What if the crisis in the United States was a “wealth recession”?

Times of crisis are “generally terrible for the poor, bad for the middle class and inconvenient for the rich”advance The Wall Street Journal. But in 2023, the year of a potential recession for the US economy, “it may be that it is the most fortunate who suffer the consequences”. The major American daily newspaper even coined the neologism for the occasion “wealth” – recession for the rich.

In support of this claim, the daily newspaper Wall Street emphasizes that the period after Covid-19 has been “easier financially” for the poorest households than in the years before the pandemic, thanks to state aid first and then to “a tight labor market”. According to the US central bank, the incomes of the segment of the population with the most modest means are higher by “42% in the third quarter [2022] compared to the end of 2019 and 17% compared to the end of 2021”. While the richest saw their income fall by 7.1% compared to the end of 2021 – “a consequence of the fall in the stock market”.
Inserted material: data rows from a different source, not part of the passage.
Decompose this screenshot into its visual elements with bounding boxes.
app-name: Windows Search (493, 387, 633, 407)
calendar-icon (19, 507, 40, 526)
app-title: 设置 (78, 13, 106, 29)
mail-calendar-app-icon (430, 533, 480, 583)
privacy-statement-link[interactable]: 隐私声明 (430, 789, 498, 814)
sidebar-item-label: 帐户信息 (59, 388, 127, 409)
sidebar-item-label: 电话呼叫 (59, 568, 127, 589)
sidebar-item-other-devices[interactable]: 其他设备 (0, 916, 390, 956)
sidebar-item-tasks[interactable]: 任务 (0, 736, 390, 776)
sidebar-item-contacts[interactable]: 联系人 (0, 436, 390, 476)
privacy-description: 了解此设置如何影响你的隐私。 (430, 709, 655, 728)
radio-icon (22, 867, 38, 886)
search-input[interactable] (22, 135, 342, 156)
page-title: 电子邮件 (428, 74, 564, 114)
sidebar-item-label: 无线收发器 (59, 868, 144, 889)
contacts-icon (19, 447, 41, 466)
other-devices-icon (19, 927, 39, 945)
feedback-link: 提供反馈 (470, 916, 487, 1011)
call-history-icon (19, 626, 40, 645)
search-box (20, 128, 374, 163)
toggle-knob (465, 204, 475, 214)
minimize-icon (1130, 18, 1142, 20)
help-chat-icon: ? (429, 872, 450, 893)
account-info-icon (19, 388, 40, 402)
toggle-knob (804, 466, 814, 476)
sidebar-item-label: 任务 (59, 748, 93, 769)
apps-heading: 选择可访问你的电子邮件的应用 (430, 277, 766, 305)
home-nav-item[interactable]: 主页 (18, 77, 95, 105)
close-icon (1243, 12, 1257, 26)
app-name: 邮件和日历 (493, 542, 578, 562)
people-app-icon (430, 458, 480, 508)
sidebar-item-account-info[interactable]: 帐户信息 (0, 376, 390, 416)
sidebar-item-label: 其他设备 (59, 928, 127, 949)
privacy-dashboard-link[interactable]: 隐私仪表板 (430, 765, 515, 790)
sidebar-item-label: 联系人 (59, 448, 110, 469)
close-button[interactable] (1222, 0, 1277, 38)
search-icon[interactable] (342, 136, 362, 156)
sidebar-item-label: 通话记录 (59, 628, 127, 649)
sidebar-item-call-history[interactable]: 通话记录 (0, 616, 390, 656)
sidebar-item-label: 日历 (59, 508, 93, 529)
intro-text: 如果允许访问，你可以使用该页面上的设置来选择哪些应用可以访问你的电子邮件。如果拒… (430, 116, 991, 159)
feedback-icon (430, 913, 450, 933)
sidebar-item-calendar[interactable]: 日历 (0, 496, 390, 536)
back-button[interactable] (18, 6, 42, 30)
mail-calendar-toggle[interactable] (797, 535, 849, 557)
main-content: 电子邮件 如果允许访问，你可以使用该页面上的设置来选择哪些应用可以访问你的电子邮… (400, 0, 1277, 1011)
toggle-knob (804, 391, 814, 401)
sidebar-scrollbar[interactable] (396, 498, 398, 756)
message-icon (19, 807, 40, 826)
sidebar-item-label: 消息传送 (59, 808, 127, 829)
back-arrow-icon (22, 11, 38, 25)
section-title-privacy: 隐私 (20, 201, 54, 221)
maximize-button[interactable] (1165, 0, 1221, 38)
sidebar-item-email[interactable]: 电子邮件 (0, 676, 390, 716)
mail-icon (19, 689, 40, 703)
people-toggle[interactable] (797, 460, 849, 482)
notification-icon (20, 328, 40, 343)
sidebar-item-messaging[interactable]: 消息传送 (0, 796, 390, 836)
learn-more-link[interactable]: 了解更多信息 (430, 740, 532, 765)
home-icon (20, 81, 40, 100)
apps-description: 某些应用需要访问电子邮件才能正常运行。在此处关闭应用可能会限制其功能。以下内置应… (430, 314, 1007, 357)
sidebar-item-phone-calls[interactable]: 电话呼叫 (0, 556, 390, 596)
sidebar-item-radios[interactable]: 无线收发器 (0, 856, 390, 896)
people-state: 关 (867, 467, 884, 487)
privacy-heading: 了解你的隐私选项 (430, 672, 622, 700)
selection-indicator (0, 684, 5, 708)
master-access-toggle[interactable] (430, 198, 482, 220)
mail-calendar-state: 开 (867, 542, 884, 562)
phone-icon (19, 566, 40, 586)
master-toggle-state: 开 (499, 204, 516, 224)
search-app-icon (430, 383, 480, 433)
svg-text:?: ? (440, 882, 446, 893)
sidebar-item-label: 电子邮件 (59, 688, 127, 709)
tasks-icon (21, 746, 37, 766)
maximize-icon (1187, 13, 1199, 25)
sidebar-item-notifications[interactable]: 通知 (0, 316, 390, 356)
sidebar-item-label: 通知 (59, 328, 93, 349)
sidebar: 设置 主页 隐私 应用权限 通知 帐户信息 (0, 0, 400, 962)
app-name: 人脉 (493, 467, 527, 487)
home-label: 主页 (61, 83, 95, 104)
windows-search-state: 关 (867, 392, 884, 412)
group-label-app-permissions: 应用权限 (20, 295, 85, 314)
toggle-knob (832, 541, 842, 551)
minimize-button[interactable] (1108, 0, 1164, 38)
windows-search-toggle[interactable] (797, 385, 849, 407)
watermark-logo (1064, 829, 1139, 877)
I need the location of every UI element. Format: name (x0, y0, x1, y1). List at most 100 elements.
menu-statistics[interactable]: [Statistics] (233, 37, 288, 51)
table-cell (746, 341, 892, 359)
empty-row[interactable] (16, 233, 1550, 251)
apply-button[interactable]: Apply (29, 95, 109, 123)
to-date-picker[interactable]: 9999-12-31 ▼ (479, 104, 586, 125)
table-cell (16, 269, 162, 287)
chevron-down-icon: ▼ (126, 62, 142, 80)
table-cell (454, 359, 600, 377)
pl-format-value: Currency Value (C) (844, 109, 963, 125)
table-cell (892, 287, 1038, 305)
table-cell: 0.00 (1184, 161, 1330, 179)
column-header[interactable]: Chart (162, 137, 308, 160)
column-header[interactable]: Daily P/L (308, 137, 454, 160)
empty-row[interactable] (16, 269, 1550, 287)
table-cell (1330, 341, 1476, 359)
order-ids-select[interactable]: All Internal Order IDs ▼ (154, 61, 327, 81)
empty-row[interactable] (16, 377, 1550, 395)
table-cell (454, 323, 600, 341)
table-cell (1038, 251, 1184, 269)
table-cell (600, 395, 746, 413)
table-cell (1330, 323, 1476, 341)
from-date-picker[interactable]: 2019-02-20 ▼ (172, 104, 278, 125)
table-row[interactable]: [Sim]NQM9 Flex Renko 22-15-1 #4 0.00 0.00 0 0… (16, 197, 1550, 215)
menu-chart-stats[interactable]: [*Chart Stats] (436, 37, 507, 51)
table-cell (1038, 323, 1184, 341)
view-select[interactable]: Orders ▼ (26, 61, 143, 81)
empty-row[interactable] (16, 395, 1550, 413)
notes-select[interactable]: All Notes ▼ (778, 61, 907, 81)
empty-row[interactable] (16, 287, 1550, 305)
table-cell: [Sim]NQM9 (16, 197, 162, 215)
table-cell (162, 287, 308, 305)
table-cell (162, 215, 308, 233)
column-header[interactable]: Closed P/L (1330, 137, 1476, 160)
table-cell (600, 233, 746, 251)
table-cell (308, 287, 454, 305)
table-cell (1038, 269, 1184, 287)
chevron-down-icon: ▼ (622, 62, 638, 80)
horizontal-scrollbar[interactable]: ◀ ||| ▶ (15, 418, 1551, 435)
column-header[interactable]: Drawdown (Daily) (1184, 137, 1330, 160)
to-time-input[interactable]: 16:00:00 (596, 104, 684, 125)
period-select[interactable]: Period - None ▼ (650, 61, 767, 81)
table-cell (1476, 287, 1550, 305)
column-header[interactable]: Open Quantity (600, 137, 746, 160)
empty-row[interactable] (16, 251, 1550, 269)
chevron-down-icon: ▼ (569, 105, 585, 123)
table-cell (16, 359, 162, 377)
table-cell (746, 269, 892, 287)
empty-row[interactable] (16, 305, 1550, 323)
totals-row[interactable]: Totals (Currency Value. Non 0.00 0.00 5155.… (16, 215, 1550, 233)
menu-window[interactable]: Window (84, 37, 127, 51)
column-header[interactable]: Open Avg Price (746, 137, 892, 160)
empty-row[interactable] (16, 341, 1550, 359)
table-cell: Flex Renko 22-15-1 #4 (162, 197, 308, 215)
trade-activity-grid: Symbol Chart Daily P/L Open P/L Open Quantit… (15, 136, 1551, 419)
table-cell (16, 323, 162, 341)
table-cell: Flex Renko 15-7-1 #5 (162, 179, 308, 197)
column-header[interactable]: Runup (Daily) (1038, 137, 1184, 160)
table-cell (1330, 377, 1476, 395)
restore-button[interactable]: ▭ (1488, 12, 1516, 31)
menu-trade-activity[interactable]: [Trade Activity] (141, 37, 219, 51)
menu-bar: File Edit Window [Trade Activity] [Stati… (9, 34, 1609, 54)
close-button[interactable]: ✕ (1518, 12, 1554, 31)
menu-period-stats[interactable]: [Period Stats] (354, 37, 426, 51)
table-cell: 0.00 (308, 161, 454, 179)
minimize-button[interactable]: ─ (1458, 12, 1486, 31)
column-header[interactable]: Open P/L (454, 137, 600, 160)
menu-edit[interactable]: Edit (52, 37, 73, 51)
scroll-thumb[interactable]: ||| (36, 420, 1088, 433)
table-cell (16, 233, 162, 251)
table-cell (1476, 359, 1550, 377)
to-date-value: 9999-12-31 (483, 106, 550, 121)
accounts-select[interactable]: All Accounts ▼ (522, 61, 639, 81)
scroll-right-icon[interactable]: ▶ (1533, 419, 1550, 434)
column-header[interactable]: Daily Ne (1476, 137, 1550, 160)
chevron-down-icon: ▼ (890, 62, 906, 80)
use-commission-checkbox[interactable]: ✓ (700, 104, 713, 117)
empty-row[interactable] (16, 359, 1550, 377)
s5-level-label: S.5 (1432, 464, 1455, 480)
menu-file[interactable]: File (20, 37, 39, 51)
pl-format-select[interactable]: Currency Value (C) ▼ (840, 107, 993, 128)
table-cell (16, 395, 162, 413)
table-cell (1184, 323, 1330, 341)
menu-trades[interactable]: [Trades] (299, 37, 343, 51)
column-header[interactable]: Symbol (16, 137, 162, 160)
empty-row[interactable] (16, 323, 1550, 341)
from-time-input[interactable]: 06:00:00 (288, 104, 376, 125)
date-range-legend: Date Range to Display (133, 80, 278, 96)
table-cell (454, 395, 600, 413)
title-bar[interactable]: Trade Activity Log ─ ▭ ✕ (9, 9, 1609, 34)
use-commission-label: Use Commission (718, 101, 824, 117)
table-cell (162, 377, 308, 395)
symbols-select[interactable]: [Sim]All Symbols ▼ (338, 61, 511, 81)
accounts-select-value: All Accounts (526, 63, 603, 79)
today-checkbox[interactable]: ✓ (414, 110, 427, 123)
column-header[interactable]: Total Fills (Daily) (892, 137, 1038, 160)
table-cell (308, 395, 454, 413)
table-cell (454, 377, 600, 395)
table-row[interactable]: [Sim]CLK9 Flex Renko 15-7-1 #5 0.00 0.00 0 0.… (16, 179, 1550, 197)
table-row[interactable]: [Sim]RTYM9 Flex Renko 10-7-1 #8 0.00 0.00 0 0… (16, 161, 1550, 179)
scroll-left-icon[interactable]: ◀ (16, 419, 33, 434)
23,322 euros, the median salary at Facebook

There is also the wave of layoffs in tech companies, which affects “disproportionately higher income workers”. The median salary at Meta (Facebook’s parent company) was $295,785. [279 869 euros, soit 23 322 euros par mois] in 2021, “while the typical Twitter employee earned $232,626” [220 108 euros, soit 18 342 euros par mois]. And although these privileged employees can console themselves by counting on finding a job faster, “they will still have to tighten their belts”.

Finally, labor needs fuel “wealth”. Economists, whether they agree on recession prospects or not, agree that the labor market will not “seriously hit”. Which tells The Wall Street Journal : “The poorest Americans are therefore in a better position than usual to deal with a weak economy. Not only are their finances in relatively good shape, but they are less likely to suffer severe job losses.”